Worrywarts aren’t doing so well when it comes to their heart health, suggests a new study published Friday in the BMJ Open.

Researchers analyzed data from a nationwide cardiovascular research project conducted in Norway. They looked at over 7,000 Norwegians free of heart disease prior to the study and tracked their heart health over the next 12 years, while singling out the 700 or so volunteers who reported a high degree of health anxiety — defined as a preoccupation with having or developing in the near future a serious health problem despite not being physically ill.

While only 6 percent of people with high health anxiety were diagnosed with coronary artery disease past the first year of study, that was about double the rate of the general population. Even after accounting for other known risk factors, people with health anxiety were still 70 percent more likely to someday have heart disease than non-worrywarts. And the higher the level of health anxiety, the greater the risk, adding more support to a direct link.

“This finding corroborates and extends the understanding of anxiety in various forms as a risk factor for [coronary artery disease],” the authors concluded.

Research elsewhere has shown that anxiety disorders in general can help trigger or worsen cardiovascular disease, right alongside diet, a sedentary lifestyle, and exercise. But relatively little if no research has specifically looked at health anxiety, the authors said.
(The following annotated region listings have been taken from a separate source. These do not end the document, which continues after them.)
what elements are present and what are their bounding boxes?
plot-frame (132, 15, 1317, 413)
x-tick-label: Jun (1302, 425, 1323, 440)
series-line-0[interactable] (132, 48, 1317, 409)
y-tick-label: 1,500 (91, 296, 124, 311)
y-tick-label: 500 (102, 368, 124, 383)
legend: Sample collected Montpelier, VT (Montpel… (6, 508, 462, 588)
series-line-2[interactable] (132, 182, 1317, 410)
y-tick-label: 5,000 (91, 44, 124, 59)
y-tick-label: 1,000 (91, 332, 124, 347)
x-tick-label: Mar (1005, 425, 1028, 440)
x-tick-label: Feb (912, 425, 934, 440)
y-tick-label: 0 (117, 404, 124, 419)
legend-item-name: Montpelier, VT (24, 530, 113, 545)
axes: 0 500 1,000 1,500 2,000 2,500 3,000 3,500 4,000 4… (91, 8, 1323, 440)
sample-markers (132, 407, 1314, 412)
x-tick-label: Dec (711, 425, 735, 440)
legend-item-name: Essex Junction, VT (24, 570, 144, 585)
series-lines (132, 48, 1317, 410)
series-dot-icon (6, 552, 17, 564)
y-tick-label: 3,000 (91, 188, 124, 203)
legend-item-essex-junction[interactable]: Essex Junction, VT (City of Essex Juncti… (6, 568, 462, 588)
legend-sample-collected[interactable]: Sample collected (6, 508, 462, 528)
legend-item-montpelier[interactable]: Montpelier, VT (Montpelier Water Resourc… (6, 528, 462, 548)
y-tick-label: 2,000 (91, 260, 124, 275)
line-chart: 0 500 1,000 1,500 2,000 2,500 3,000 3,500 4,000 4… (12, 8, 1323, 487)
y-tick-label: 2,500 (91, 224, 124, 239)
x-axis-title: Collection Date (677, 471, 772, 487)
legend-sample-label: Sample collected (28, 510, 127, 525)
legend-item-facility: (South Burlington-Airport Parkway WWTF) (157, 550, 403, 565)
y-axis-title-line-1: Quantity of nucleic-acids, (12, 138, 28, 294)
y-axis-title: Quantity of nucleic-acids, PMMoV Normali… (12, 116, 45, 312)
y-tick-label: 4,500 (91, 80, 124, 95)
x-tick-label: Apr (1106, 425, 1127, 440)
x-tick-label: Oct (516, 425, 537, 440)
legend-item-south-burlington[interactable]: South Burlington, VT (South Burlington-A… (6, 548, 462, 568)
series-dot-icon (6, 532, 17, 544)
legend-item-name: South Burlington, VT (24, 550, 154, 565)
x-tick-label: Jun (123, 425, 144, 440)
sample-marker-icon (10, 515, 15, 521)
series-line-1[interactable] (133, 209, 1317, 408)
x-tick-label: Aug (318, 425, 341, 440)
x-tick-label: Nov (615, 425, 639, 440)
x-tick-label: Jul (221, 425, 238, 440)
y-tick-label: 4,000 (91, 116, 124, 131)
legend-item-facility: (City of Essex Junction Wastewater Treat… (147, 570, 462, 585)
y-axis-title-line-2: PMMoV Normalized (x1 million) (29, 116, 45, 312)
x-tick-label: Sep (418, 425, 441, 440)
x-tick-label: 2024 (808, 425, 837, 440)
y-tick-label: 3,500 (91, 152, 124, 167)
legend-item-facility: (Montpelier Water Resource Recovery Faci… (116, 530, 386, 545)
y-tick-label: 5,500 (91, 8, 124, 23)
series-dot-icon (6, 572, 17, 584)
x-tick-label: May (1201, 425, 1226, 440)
While health anxiety alone may increase our heart disease risk, it’s possible it can indirectly do so too. People with health anxiety were also more likely to smoke and spend less time exercising. Maybe, the researchers speculated, the added stress leads them to seek out sin sticks, while the fear of straining their presumingly frail bodies keeps them away from the gym.

Although the connection between health anxiety and heart health seems fairly strong, the research is less clear on what doctors and worried patients should do about it, especially since anxiety attacks can often look and feel just like a heart attack. And telling these particular patients to stay on guard for heart disease signs may only worsen their anxiety.

“These findings illustrate the dilemma for clinicians between reassuring the patient that current physical symptoms of anxiety do not represent heart disease,” the authors wrote, “contrasted against the emerging knowledge on how anxiety, over time, may be causally associated with increased risk of [heart disease].”

Perhaps the best solution might involve a compromise between doctors and patients, they added. Such that doctors encourage patients to seek treatment for their health-related anxiety while still reaffirming the role anxiety can play in their physical health.

Source: Berge L, Skogen J, Sulo G, et al. Health Anxiety And Risk Of Ischaemic Heart Disease: A Prospective Cohort Study Linking The Hordaland Health Study (Husk) With The Cardiovascular Diseases In Norway (Cvdnor) Project. BMJ Open. 2016.